I ragazzi riflettono, si stupiscono, si indignano, partecipano. Vincere la mafia che è dentro di noi, offrire un panorama e una visione critica della storia serve a provocare indignazione e ad orientare, serve a sollevare dubbi e a far capire ai giovani che ogni individuo può fare la propria parte nel mondo e che se gli individui si uniscono possono fare cose davvero grandi.
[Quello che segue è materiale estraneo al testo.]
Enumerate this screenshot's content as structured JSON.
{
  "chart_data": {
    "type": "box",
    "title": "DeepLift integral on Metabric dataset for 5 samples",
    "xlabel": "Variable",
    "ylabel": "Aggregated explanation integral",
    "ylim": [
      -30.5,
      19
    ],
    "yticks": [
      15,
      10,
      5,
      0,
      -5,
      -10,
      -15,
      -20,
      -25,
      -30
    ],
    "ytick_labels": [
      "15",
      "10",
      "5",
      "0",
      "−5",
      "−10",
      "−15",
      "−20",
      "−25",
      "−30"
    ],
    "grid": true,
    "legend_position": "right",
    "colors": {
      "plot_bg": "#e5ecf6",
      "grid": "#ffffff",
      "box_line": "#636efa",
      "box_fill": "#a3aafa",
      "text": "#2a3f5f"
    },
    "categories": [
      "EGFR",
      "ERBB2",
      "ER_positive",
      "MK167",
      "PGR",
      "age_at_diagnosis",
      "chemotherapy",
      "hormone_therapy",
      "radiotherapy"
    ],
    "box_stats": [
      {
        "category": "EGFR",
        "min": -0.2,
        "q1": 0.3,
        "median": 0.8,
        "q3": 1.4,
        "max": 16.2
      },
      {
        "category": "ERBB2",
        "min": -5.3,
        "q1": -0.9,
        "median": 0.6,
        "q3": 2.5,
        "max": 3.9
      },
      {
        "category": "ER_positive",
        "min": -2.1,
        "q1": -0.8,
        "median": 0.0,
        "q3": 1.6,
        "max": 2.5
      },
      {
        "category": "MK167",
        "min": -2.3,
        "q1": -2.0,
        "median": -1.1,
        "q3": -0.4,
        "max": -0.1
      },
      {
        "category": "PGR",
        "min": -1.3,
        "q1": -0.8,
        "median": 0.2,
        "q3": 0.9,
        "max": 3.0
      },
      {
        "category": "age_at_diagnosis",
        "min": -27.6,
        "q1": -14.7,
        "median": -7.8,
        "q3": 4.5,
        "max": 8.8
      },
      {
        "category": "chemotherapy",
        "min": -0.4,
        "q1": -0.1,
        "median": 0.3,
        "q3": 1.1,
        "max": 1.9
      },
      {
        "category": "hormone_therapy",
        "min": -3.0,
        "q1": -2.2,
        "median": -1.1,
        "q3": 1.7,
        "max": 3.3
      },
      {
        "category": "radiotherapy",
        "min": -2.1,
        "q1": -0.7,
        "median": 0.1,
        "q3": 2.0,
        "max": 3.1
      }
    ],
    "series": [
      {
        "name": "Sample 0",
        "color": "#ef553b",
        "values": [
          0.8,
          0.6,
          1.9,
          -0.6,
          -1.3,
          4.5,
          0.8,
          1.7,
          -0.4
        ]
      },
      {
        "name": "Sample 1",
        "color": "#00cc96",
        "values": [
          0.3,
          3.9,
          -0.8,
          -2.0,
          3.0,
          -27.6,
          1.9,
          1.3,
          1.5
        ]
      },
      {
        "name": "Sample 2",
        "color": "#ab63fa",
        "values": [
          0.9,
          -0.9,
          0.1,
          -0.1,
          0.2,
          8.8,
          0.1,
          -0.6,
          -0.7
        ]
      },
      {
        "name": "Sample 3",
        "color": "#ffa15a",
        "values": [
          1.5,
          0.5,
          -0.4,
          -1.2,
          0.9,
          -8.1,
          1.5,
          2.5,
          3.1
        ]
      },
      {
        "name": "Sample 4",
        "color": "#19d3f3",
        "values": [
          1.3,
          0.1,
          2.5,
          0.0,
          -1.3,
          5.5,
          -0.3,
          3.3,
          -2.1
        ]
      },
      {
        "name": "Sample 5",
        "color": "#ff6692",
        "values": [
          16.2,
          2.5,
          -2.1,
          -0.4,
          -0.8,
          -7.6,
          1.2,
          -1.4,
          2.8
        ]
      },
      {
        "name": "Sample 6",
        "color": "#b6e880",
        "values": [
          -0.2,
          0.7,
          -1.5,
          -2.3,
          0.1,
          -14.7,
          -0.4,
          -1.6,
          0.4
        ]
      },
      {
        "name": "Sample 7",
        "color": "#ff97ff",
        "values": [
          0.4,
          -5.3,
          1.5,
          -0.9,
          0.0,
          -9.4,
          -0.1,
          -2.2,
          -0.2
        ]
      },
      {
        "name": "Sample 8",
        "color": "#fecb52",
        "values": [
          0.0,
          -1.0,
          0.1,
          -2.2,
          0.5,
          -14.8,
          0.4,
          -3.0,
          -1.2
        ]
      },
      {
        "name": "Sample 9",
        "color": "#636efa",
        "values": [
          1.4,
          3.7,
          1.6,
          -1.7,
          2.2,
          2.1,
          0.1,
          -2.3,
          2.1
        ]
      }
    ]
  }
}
«Serve a promuovere la conoscenza della Costituzione, ad assegnare significato alle regole, a costruire una comunità consapevole e non a conoscere passivamente le storie tristi di uomini onesti diventati eroi loro malgrado. Serve a capire che siamo interdipendenti e non può esistere equità e giustizia sociale finché il tessuto economico sarà avvelenato da quella corruzione, da quelle pratiche illegali, da quello sfruttamento che non fa più rumore. Le parole di Don Luigi Ciotti in una recente intervista sono chiare e ci invitano ad un cambio di visione: “La legalità è una bandiera che va rigenerata”, è diventata un vessillo facile da agitare, la mafia non ha più bisogno di sparare perché non è più un “antistato” facilmente individuabile, ma ha ormai connessioni dentro lo Stato, dentro la politica, nel mondo della finanza. I convegni, gli eventi, le manifestazioni sono strumenti obsoleti che rischiano di restare mera forma. Il compito della scuola va oltre: comprendere il valore della regola nella società, ma anche discuterne la validità, la rispondenza a valori etici condivisi in un sistema democratico, sollecitare senso critico e riflessione stimolando alla partecipazione, all’associazionismo che permette di condividere con altre persone tutti quei valori di giustizia sociale, solidarietà, umanità che vogliamo preservare. La scuola ha il compito di coinvolgere i giovani in questo processo, con le parole di Don Ciotti, deve insegnare a “distinguere tra la sacralità delle istituzioni dello Stato e chi le governa e le incarna”: questo riconoscimento del dato di realtà sembra l’unico modo per restituire ai giovani la fiducia, uscire dalla disillusione e dal disinganno, per squarciare un velo di ipocrisia e abbracciare la strada dell’impegno.
“La memoria fa paura alle mafie. Non può essere ingabbiata nel passato, archiviata, va vissuta nel presente” (Don Luigi Ciotti)».